International trade in rhino horns should be legalised, a leading wildlife expert has urged.
Writing in the research journal Science, Martin Wikelski argues only carefully monitored, legitimate transactions in horns can save the world’s remaining species of rhinoceros.
“A few years ago, I was very much against this idea but now looking at the grim situation we are in I believe we have to change our attitude to the issue of trade in rhino horn,” said Wikelski, of the Max Planck Institute of Animal Behaviour in Germany.
“International crime syndicates have overcome every countermeasure that conservationists have mounted to defend rhinos from poachers. The result has been a drastic drop in numbers of animals. By legalising trade in rhino horn we can take back control of the market and halt the loss.”
Wikelski’s idea would be to remove the horn and allow a new one to grow while selling the horn to make money. This could be used to fund protection for the rhino. At present, removed horn is stored in secure vaults.
However, the proposal to use stocks to create a legitimate trade in rhino horn has triggered worried responses from many conservationists, who reject the idea that such a scheme would save the rhino from the attention of poachers. Current demand for illegal rhino horn already far exceeds the potential legal supply and is projected to grow as wealth increases in consumer countries, they argue.

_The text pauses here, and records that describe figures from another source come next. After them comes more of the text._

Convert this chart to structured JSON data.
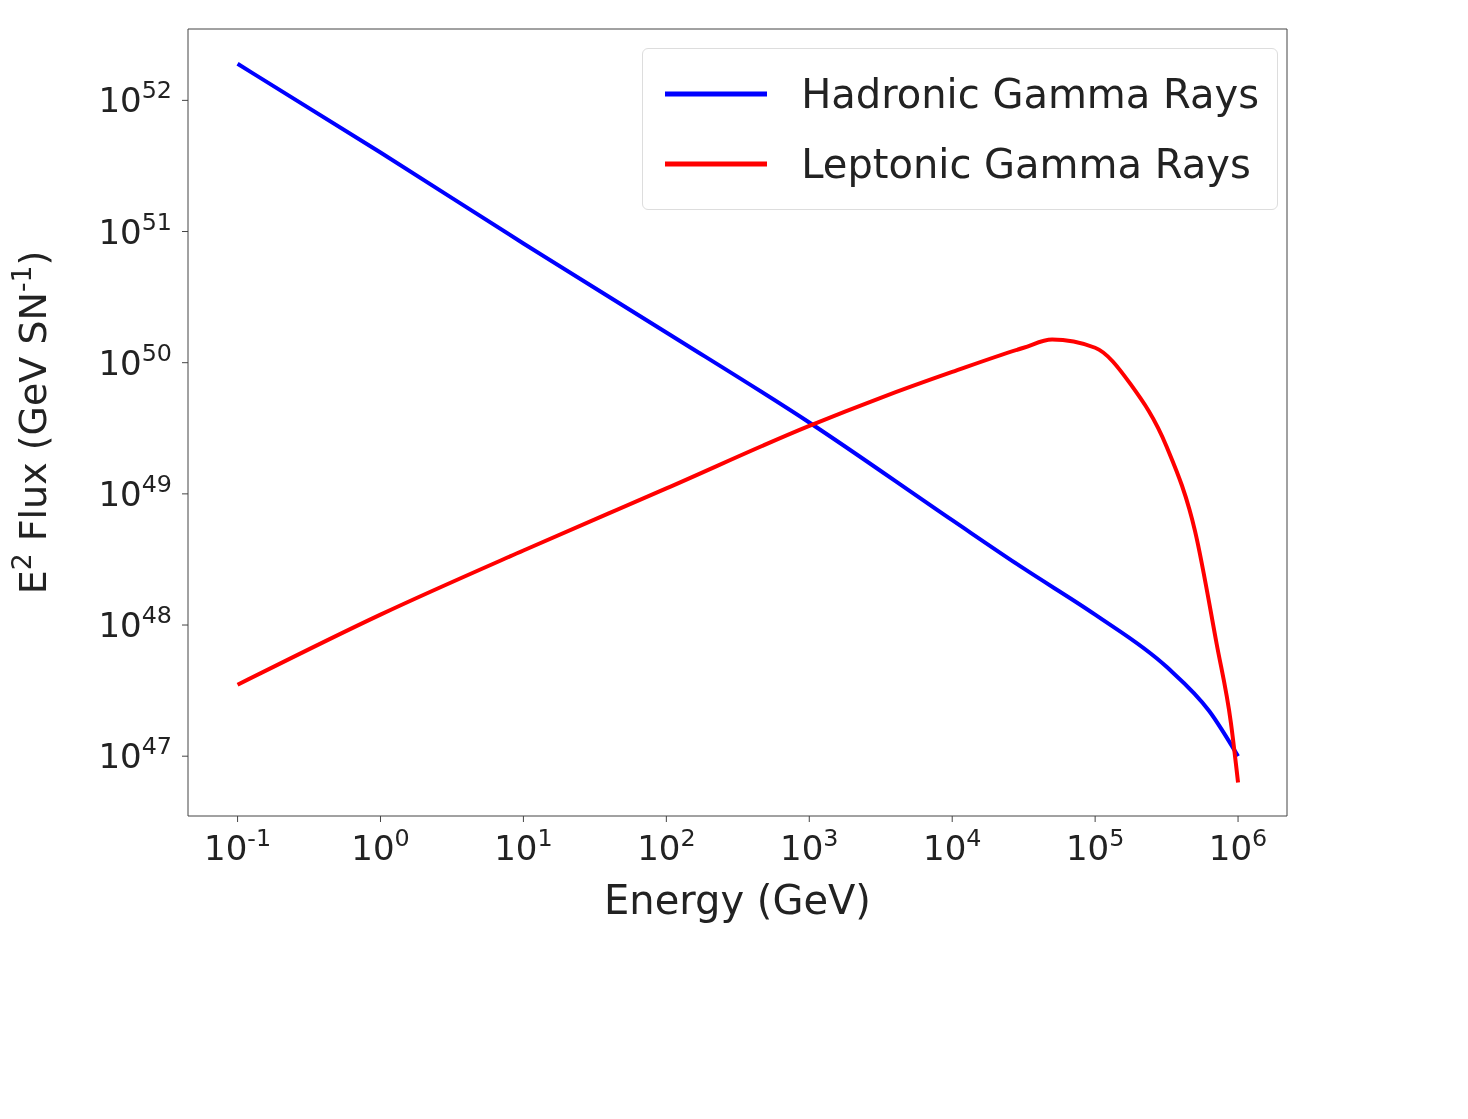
{
  "chart_data": {
    "type": "line",
    "xlabel": "Energy (GeV)",
    "ylabel": "E$^{2}$ Flux (GeV SN$^{-1}$)",
    "log": "xy",
    "legend": "top right",
    "marker": "none",
    "line_style": "solid",
    "xlim": [
      0.045,
      2200000
    ],
    "ylim": [
      3.5e+46,
      3.5e+52
    ],
    "xticks": [
      {
        "value": 0.1,
        "label": "10$^{-1}$"
      },
      {
        "value": 1,
        "label": "10$^{0}$"
      },
      {
        "value": 10,
        "label": "10$^{1}$"
      },
      {
        "value": 100,
        "label": "10$^{2}$"
      },
      {
        "value": 1000,
        "label": "10$^{3}$"
      },
      {
        "value": 10000,
        "label": "10$^{4}$"
      },
      {
        "value": 100000,
        "label": "10$^{5}$"
      },
      {
        "value": 1000000,
        "label": "10$^{6}$"
      }
    ],
    "yticks": [
      {
        "value": 1e+47,
        "label": "10$^{47}$"
      },
      {
        "value": 1e+48,
        "label": "10$^{48}$"
      },
      {
        "value": 1e+49,
        "label": "10$^{49}$"
      },
      {
        "value": 1e+50,
        "label": "10$^{50}$"
      },
      {
        "value": 1e+51,
        "label": "10$^{51}$"
      },
      {
        "value": 1e+52,
        "label": "10$^{52}$"
      }
    ],
    "series": [
      {
        "name": "Hadronic Gamma Rays",
        "color": "#0000ff",
        "x": [
          0.1,
          1,
          10,
          100,
          1000,
          10000,
          31600,
          100000,
          316000,
          630000,
          1000000
        ],
        "values": [
          1.9e+52,
          4e+51,
          8.1e+50,
          1.7e+50,
          3.5e+49,
          6.3e+48,
          2.7e+48,
          1.2e+48,
          4.8e+47,
          2.2e+47,
          1e+47
        ]
      },
      {
        "name": "Leptonic Gamma Rays",
        "color": "#ff0000",
        "x": [
          0.1,
          1,
          10,
          100,
          1000,
          3160,
          10000,
          31600,
          50000,
          100000,
          178000,
          316000,
          500000,
          708000,
          891000,
          1000000
        ],
        "values": [
          3.5e+47,
          1.2e+48,
          3.7e+48,
          1.1e+49,
          3.3e+49,
          5.4e+49,
          8.5e+49,
          1.3e+50,
          1.5e+50,
          1.3e+50,
          6.8e+49,
          2.3e+49,
          5.2e+48,
          7.2e+47,
          1.8e+47,
          6.3e+46
        ]
      }
    ]
  }
}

“In addition, a legal rhino horn market could increase demand, provide opportunities for money laundering, and complicate law enforcement’s ability to distinguish legal sources from illegal sources,” Rascha Nuijten, director of Future For Nature Foundation, wrote in a response to Wikelski’s arguments that was also published in Science.
Rhino horn is made of keratin, a protein from which hair and fingernails are made and it is said to have curative properties according to traditional Chinese medicine, despite there being no scientific evidence to support such claims.
“It was traditionally prescribed in Asian medicine in the belief that it can reduce heat and toxins from the body,” said Jo Shaw, chief executive officer of Save the Rhino International. “More recently, demand has been more status driven and rhino horn is now embedded in serious organised, transnational crime networks.”
The impact of this criminal interest has been devastating. At the beginning of the 20th century, half a million rhinos roamed Africa and Asia. By 1970, numbers had dropped to 70,000, and today there are about 27,000 left on the planet, made up of five species: two from Africa, the black and the white rhino, and three in Asia; the Javan, Sumatran and the greater one-horned rhino.
There are more than 6,000 black rhinos in Africa and more than 17,000 white, while there are an estimated 4,000 one-horned rhinos in India and Nepal. By contrast, it is thought there are fewer than 70 Javan rhinos and between 34 and 47 Sumatrans, which are both found only in Indonesia. The latter two species, along with black rhinos, are rated as being critically endangered by the International Union for the Conservation of Nature .
Today, about half of the world’s white rhino population is privately managed. However, since the late 2000s, demand for white rhino horn and large-scale poaching activities have increased dramatically. “As a result these estate owners who act as guardians for the species are giving up their custodianship because of the costs of protecting them against determined poachers and because of threats to their own personal safety,” Wikelski told the Observer last week.
He added that at state rhino sanctuaries, such as the Kruger national park in South Africa, authorities have decided to continue to dehorn rhinos to deter poaching, with limited success. Deaths continue to be high and have destroyed rhinos’ social systems, changing their behaviour. “The answer is to create a controllable, traceable trade,” Wikelski said.
But this claim was questioned by Shaw. “Numbers of white rhinos have actually increased last year and they are not the ones that are threatened with extinction. It is the black, Java and Sumatran rhino that we really have to worry about and there is no certainty that legalising trade in white rhino horn will benefit their conservation.”
Shaw said that rather than take polarising positions promoting or opposing legalisation of international trade, it would be more helpful to tease out the practicalities of exactly how such a trade could be assured to benefit all five species of rhinos. “We would need to see the necessary level of detail and control to provide confidence that such a gamble wouldn’t end up doing more harm than good.”